The CTO official said the European market did not do very well in the past year, particularly in the second and third quarters of the year when there were double-digit declines in visitor arrivals. During the first and last quarters, the fall offs were registered at 7.6 per cent and 6.4 per cent respectively.
“We are clearly seeing that there is a slackening of business out of the UK market. They fell by 5.6 per cent in 2008 and a further 11.8 per cent in 2009,” Griffith said, explaining that Eastern Caribbean islands are normally destinations of choice for UK tourists.
Cruise tourism has been “holding steady”, he said, noting that cruise arrivals to the region increased by 1.4 per cent after a three percent decline in the previous year.
Caribbean governments and tourism officials have been actively lobbying the British government to reconsider the rate of the Air passenger Duty (APD), a controversial environmental level, which Griffith described as an “onerous” tax that has the potential to “negatively impact” on arrivals from the UK, particular to Eastern Caribbean destinations.
However, he said it was still too early to quantify the effects of the APD that was increased last November.
Looking ahead, Griffith said that while there is likely to be a turnaround in arrivals figures, there is expected to be a lag in the rebound for consumer spending as people continue to tighten their belts during the downturn.
“Throughout an economic crisis individuals (consumers) are likely to be more prudent and this is manifesting itself in the spending of visitors to our shores.
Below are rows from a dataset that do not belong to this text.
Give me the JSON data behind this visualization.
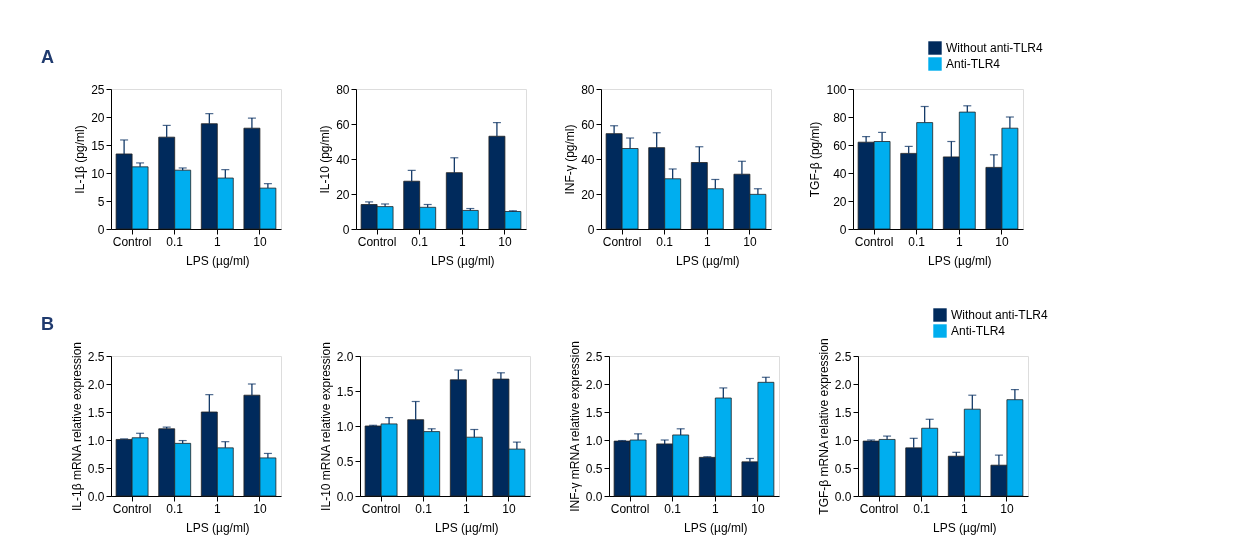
{
  "chart_data": [
    {
      "type": "bar",
      "annotations": [
        "A"
      ],
      "categories": [
        "Control",
        "0.1",
        "1",
        "10"
      ],
      "xlabel": "LPS (µg/ml)",
      "ylabel": "IL-1β (pg/ml)",
      "ylim": [
        0,
        25
      ],
      "yticks": [
        0,
        5,
        10,
        15,
        20,
        25
      ],
      "legend": false,
      "series": [
        {
          "color": "#002a5c",
          "values": [
            13.4,
            16.4,
            18.8,
            18.0
          ],
          "errors": [
            [
              13.4,
              15.9
            ],
            [
              16.4,
              18.5
            ],
            [
              18.8,
              20.6
            ],
            [
              18.0,
              19.8
            ]
          ]
        },
        {
          "color": "#00aeef",
          "values": [
            11.1,
            10.5,
            9.1,
            7.3
          ],
          "errors": [
            [
              11.1,
              11.8
            ],
            [
              10.5,
              10.9
            ],
            [
              9.1,
              10.6
            ],
            [
              7.3,
              8.1
            ]
          ]
        }
      ]
    },
    {
      "type": "bar",
      "categories": [
        "Control",
        "0.1",
        "1",
        "10"
      ],
      "xlabel": "LPS (µg/ml)",
      "ylabel": "IL-10 (pg/ml)",
      "ylim": [
        0,
        80
      ],
      "yticks": [
        0,
        20,
        40,
        60,
        80
      ],
      "legend": false,
      "series": [
        {
          "color": "#002a5c",
          "values": [
            14,
            27.3,
            32.2,
            53
          ],
          "errors": [
            [
              14,
              15.5
            ],
            [
              27.3,
              33.5
            ],
            [
              32.2,
              40.7
            ],
            [
              53,
              60.8
            ]
          ]
        },
        {
          "color": "#00aeef",
          "values": [
            12.8,
            12.4,
            10.6,
            10
          ],
          "errors": [
            [
              12.8,
              14.3
            ],
            [
              12.4,
              14
            ],
            [
              10.6,
              11.7
            ],
            [
              10,
              10.4
            ]
          ]
        }
      ]
    },
    {
      "type": "bar",
      "categories": [
        "Control",
        "0.1",
        "1",
        "10"
      ],
      "xlabel": "LPS (µg/ml)",
      "ylabel": "INF-γ (pg/ml)",
      "ylim": [
        0,
        80
      ],
      "yticks": [
        0,
        20,
        40,
        60,
        80
      ],
      "legend": false,
      "series": [
        {
          "color": "#002a5c",
          "values": [
            54.5,
            46.5,
            38,
            31.3
          ],
          "errors": [
            [
              54.5,
              59
            ],
            [
              46.5,
              55
            ],
            [
              38,
              47
            ],
            [
              31.3,
              38.7
            ]
          ]
        },
        {
          "color": "#00aeef",
          "values": [
            46,
            28.7,
            23,
            19.8
          ],
          "errors": [
            [
              46,
              52
            ],
            [
              28.7,
              34.3
            ],
            [
              23,
              28.3
            ],
            [
              19.8,
              23
            ]
          ]
        }
      ]
    },
    {
      "type": "bar",
      "categories": [
        "Control",
        "0.1",
        "1",
        "10"
      ],
      "xlabel": "LPS (µg/ml)",
      "ylabel": "TGF-β (pg/ml)",
      "ylim": [
        0,
        100
      ],
      "yticks": [
        0,
        20,
        40,
        60,
        80,
        100
      ],
      "legend": "top right",
      "series": [
        {
          "name": "Without anti-TLR4",
          "color": "#002a5c",
          "values": [
            62,
            54,
            51.5,
            44
          ],
          "errors": [
            [
              62,
              66
            ],
            [
              54,
              59
            ],
            [
              51.5,
              62.5
            ],
            [
              44,
              53
            ]
          ]
        },
        {
          "name": "Anti-TLR4",
          "color": "#00aeef",
          "values": [
            62.5,
            76,
            83.5,
            72
          ],
          "errors": [
            [
              62.5,
              69
            ],
            [
              76,
              87.5
            ],
            [
              83.5,
              88
            ],
            [
              72,
              80
            ]
          ]
        }
      ]
    },
    {
      "type": "bar",
      "annotations": [
        "B"
      ],
      "categories": [
        "Control",
        "0.1",
        "1",
        "10"
      ],
      "xlabel": "LPS (µg/ml)",
      "ylabel": "IL-1β mRNA relative expression",
      "ylim": [
        0,
        2.5
      ],
      "yticks": [
        {
          "value": 0,
          "label": "0.0"
        },
        0.5,
        {
          "value": 1,
          "label": "1.0"
        },
        1.5,
        {
          "value": 2,
          "label": "2.0"
        },
        2.5
      ],
      "legend": false,
      "series": [
        {
          "color": "#002a5c",
          "values": [
            1.01,
            1.2,
            1.5,
            1.8
          ],
          "errors": [
            [
              1.01,
              1.02
            ],
            [
              1.2,
              1.23
            ],
            [
              1.5,
              1.81
            ],
            [
              1.8,
              2.0
            ]
          ]
        },
        {
          "color": "#00aeef",
          "values": [
            1.04,
            0.94,
            0.86,
            0.68
          ],
          "errors": [
            [
              1.04,
              1.12
            ],
            [
              0.94,
              0.99
            ],
            [
              0.86,
              0.97
            ],
            [
              0.68,
              0.76
            ]
          ]
        }
      ]
    },
    {
      "type": "bar",
      "categories": [
        "Control",
        "0.1",
        "1",
        "10"
      ],
      "xlabel": "LPS (µg/ml)",
      "ylabel": "IL-10 mRNA relative expression",
      "ylim": [
        0,
        2
      ],
      "yticks": [
        {
          "value": 0,
          "label": "0.0"
        },
        0.5,
        {
          "value": 1,
          "label": "1.0"
        },
        1.5,
        {
          "value": 2,
          "label": "2.0"
        }
      ],
      "legend": false,
      "series": [
        {
          "color": "#002a5c",
          "values": [
            1.0,
            1.09,
            1.66,
            1.67
          ],
          "errors": [
            [
              1.0,
              1.01
            ],
            [
              1.09,
              1.35
            ],
            [
              1.66,
              1.8
            ],
            [
              1.67,
              1.76
            ]
          ]
        },
        {
          "color": "#00aeef",
          "values": [
            1.03,
            0.92,
            0.84,
            0.67
          ],
          "errors": [
            [
              1.03,
              1.12
            ],
            [
              0.92,
              0.96
            ],
            [
              0.84,
              0.95
            ],
            [
              0.67,
              0.77
            ]
          ]
        }
      ]
    },
    {
      "type": "bar",
      "categories": [
        "Control",
        "0.1",
        "1",
        "10"
      ],
      "xlabel": "LPS (µg/ml)",
      "ylabel": "INF-γ mRNA relative expression",
      "ylim": [
        0,
        2.5
      ],
      "yticks": [
        {
          "value": 0,
          "label": "0.0"
        },
        0.5,
        {
          "value": 1,
          "label": "1.0"
        },
        1.5,
        {
          "value": 2,
          "label": "2.0"
        },
        2.5
      ],
      "legend": false,
      "series": [
        {
          "color": "#002a5c",
          "values": [
            0.98,
            0.93,
            0.69,
            0.61
          ],
          "errors": [
            [
              0.98,
              0.99
            ],
            [
              0.93,
              1.0
            ],
            [
              0.69,
              0.7
            ],
            [
              0.61,
              0.67
            ]
          ]
        },
        {
          "color": "#00aeef",
          "values": [
            1.0,
            1.09,
            1.75,
            2.03
          ],
          "errors": [
            [
              1.0,
              1.11
            ],
            [
              1.09,
              1.2
            ],
            [
              1.75,
              1.93
            ],
            [
              2.03,
              2.12
            ]
          ]
        }
      ]
    },
    {
      "type": "bar",
      "categories": [
        "Control",
        "0.1",
        "1",
        "10"
      ],
      "xlabel": "LPS (µg/ml)",
      "ylabel": "TGF-β mRNA relative expression",
      "ylim": [
        0,
        2.5
      ],
      "yticks": [
        {
          "value": 0,
          "label": "0.0"
        },
        0.5,
        {
          "value": 1,
          "label": "1.0"
        },
        1.5,
        {
          "value": 2,
          "label": "2.0"
        },
        2.5
      ],
      "legend": "top right",
      "series": [
        {
          "name": "Without anti-TLR4",
          "color": "#002a5c",
          "values": [
            0.98,
            0.86,
            0.71,
            0.55
          ],
          "errors": [
            [
              0.98,
              1.0
            ],
            [
              0.86,
              1.03
            ],
            [
              0.71,
              0.78
            ],
            [
              0.55,
              0.73
            ]
          ]
        },
        {
          "name": "Anti-TLR4",
          "color": "#00aeef",
          "values": [
            1.01,
            1.21,
            1.55,
            1.72
          ],
          "errors": [
            [
              1.01,
              1.07
            ],
            [
              1.21,
              1.37
            ],
            [
              1.55,
              1.8
            ],
            [
              1.72,
              1.9
            ]
          ]
        }
      ]
    }
  ]
}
Although the evidence is not all in, from what we can glean from all the indicators, there has been some reduction in average visitor spending in the region.
“While the visitor arrivals remain at a high level, the average spending is seen in some instances to be relatively lower as visitors exercise greater prudence in their spending,” he said.
Based on the trends that emerged last year, the CTO official was upbeat about the Caribbean’s prospects for the year ahead.
“In light of the trends we have seen in the past five quarters which we have examined, we expect that there will be some improvement in the situation, APD notwithstanding, when we look at the overall situation.
“We could expect an increase in visitor arrivals in the neighbourhood of two to three per cent this coming year. Visitor spending though, given all we are seeing, will no doubt lag behind,” Griffith said.